QUESTIONS TO THE PARTIES

1. Is Article 6 § 1 of the Convention under its civil head applicable to the proceedings in the present case (see, Advance Pharma sp. z o.o. v. Poland , no. 1469/20, § 349, 3 February 2022 and Grzęda v. Poland [GC], no. 43572/18, 15 March 2022)?

2. If so, did the applicant have a fair hearing in the determination of his civil rights and obligations, as required by Article 6 § 1 of the Convention? Reference is made to:

(1) successive legislative interventions intended to prevent judicial review in the present case (see, inter alia , the CJEU’s judgment of 2 March 2021 in A.B. and Others (paragraph 138), the Supreme Administrative Court’s judgment of 6 May 2021, case no. II GOK 2/18 and Advance Pharma sp. z o.o. v. Poland , no. 1469/20, §§ 322-334 and 349, 3 February 2022);

(2) the President of Poland’s decision to appoint seven judges to the Supreme Court’s Civil Chamber despite the applicant’s pending appeal to the Supreme Administrative Court against the NCJ resolution no. 330/2018 recommending them for the posts and notwithstanding that the implementation of that resolution was stayed pending judicial review (see Advance Pharma sp. z o.o. v.

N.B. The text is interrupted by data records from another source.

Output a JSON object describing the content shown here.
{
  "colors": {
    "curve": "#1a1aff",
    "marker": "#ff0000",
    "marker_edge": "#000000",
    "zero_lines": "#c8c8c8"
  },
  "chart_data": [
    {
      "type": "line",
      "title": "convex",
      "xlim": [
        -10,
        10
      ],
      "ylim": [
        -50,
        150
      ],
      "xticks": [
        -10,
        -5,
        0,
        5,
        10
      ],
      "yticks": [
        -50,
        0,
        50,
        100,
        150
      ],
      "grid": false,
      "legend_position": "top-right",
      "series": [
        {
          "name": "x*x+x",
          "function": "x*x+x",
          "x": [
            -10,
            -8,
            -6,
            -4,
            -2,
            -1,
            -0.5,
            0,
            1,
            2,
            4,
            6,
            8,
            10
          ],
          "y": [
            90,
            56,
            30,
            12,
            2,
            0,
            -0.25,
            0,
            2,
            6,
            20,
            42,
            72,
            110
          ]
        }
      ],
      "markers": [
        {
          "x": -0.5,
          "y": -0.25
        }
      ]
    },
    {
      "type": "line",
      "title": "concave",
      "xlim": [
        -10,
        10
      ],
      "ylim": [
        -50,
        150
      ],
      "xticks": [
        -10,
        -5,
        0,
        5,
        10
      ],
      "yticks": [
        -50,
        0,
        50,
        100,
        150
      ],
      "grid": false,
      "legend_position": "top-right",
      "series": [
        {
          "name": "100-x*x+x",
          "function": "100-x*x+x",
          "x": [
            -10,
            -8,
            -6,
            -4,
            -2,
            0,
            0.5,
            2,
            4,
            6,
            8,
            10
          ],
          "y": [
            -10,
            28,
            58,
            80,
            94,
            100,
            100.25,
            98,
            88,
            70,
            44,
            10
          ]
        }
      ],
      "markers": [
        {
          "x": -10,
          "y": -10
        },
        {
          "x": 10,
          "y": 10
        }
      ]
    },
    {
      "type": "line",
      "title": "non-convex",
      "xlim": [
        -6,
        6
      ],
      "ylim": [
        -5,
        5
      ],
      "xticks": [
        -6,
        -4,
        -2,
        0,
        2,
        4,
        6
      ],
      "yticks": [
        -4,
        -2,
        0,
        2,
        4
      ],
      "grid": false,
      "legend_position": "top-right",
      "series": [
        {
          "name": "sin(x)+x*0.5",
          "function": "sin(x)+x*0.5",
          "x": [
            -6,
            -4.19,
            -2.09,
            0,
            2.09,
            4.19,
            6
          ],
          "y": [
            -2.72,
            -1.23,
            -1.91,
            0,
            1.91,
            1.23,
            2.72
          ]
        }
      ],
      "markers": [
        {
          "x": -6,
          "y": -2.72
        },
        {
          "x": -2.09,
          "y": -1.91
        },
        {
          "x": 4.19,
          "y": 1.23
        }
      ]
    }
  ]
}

Poland , no. 1469/20, §§ 322-334 and 349, 3 February 2022).

3. Was the extent of the review carried out by the Supreme Administrative Court in the present case sufficient for the purposes of Article 6 § 1 of the Convention (see Ramos Nunes de Carvalho e Sá v. Portugal [GC], nos. 55391/13 and 2 others, §§ 176-186, 6 November 2018)?

[1] Those persons were Ms M. Manowska (subsequently appointed the First President of the Supreme Court), Mr J. Grela, Mr M. Krajewski, Ms J. Misztal-Konecka, Mr T. Szanciło, Mr K. Zaradkiewicz and Ms B. Janiszewska. The first six of those persons are the applicants before the Court (cases nos. 51455/21, 51857/21, 51745/21, 51826/21, 52230/21 and 51685/21 respectively).